My shoulders slump a bit, by spine compresses, and my hands get a little cold. It’s like I lose a little bit of energy – I outsource a bit of my power to the machine, I give some of my fire away to the bot.

Is it too much to say, that I lose a bit of my life force, sell some of my soul to the artificial one inside of the screen? There are many great advantages that come with working with AI as a tool to support, to check or reference in some cases.

But to rely on it as a source of expression, as a means for creative output, devalues the human being. It subverts the soul for the sake of efficiency, expediency, and convenience. Sure, we’ll get things quicker, but we do so at the expense of the process.. at the expense of the ups and downs, suffering and realizations that come through the act of creation itself.

There’s a lot of talk about the threats of AI to humanity and civilization, but I don’t hear this issue talked about. The dangers not of jobs being replaced, but of minds and bodies being hallowed by the ravenous, energy expensive algorithm.

Just like any tool ever invented in the history of mankind, AI can be used for the betterment or detriment of life on earth. The path it takes, will be solely dependent on our ability to stay rooted in our sense of self, grounded in our bodies, and guided by a creative vision and ideal which transcends the goal of attaining the object of our desires, and remains perpetually fueled by our love of, and reverence for, the journey that gets us there.

#31 - DNA: A Shared Ancestor

It’s incredible to think that all living things have DNA. It’s a unifying factor, making it clear, that at the molecular level, we all come from the same stuff.

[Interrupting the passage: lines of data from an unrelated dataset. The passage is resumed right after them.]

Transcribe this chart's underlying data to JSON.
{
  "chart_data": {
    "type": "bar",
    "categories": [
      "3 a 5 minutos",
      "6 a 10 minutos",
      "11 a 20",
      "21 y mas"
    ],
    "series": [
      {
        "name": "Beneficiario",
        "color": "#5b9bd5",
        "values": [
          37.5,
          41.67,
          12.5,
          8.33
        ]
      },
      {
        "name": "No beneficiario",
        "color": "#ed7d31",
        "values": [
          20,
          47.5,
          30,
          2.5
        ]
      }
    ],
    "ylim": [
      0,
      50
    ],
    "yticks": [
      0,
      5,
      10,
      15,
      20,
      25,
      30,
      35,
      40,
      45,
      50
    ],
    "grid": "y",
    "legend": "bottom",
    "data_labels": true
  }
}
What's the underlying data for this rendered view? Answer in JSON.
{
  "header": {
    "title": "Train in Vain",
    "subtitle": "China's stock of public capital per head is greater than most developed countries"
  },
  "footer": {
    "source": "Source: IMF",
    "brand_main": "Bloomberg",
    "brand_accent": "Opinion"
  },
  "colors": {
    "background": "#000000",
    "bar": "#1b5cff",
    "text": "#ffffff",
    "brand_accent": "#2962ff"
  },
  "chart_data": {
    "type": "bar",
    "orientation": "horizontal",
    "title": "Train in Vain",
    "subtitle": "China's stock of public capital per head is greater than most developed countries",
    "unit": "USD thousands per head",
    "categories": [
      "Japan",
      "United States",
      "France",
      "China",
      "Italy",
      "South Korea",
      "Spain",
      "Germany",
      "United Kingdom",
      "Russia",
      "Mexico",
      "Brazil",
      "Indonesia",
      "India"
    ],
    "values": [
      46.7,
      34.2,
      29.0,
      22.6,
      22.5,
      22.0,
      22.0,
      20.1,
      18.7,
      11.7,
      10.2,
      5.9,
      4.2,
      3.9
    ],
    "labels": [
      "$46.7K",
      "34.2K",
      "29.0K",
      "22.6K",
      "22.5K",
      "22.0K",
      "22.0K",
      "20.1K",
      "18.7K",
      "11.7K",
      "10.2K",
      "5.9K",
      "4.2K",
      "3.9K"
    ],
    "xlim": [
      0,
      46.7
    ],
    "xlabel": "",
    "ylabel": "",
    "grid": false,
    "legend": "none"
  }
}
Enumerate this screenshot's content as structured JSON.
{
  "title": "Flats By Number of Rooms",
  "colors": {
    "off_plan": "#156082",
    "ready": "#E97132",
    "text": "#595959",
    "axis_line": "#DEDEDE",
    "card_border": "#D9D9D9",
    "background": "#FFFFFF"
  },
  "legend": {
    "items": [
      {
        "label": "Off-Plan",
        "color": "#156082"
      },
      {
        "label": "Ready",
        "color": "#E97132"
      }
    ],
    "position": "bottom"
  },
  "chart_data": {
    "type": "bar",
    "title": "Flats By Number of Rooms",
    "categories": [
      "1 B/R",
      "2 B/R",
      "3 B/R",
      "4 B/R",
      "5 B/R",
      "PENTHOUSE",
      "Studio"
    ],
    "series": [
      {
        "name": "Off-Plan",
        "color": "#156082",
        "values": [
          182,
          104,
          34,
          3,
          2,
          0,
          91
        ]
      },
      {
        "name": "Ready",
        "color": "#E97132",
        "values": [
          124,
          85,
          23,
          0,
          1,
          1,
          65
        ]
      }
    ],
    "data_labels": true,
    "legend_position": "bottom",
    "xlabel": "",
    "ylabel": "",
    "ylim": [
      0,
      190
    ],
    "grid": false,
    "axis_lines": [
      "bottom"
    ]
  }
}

It’s expansive and mysterious to also think, that all four nucleobases which make up DNA can be found in meteorites in space. Evidence our basic building blocks, our essential structure, is spread out across the cosmos within non-living and non-earthly things as well.

The fabric of our being, and the materials of its fibers, are woven throughout all of creation. 

#30 The Sun, The Moon & The Act of Letting Go

The other night was the full moon. A typical practice on full moon nights is letting go of something. I wasn’t quite sure what to let go of. I often feel like my body is holding onto so much, but it’s not clear what. So a little reflection on what to let go of got me thinking about the process of letting go itself.

The importance and significance of it. And strangely, in letting go of the need to let go, it dawned on me that integration, the process towards what Carl Jung called individuation or developing one’s self, is only possible with separation. If there is no separation, no letting go of something that we once felt the need to have, or at least the desire to have it, then there can be no integration of that item under the hood of one’s personality. The state of our being remains subject to its influences.

Letting go doesn’t necessarily need to be a physical act, it can be a psychic or mental one, in which an idea or belief is no longer identified with, or attached to. It then falls away from the self and becomes something ‘other’. It’s fascinating how the process of letting go seems to be the essential step to becoming more whole. In the hole that results from the separation, something else must take its place. Perhaps it’s a greater understanding or a creative spirit that now has space to come into existence as a result of this wider perspective. And from this place, a deeper, more intimate relationship with the essence of the thing, the object, or the being can be established.

The dance between the sun and the moon reflect this process beautifully. It is when the sun is completely opposite the moon, most separated from its partner, that the moon shines its brightest. The sun sees the moon for what it truly is, and under this light of this awareness, the moon begins it’s journey back around to be close, or together with the sun again. 

And just like that, my body started to loosen its grip on itself.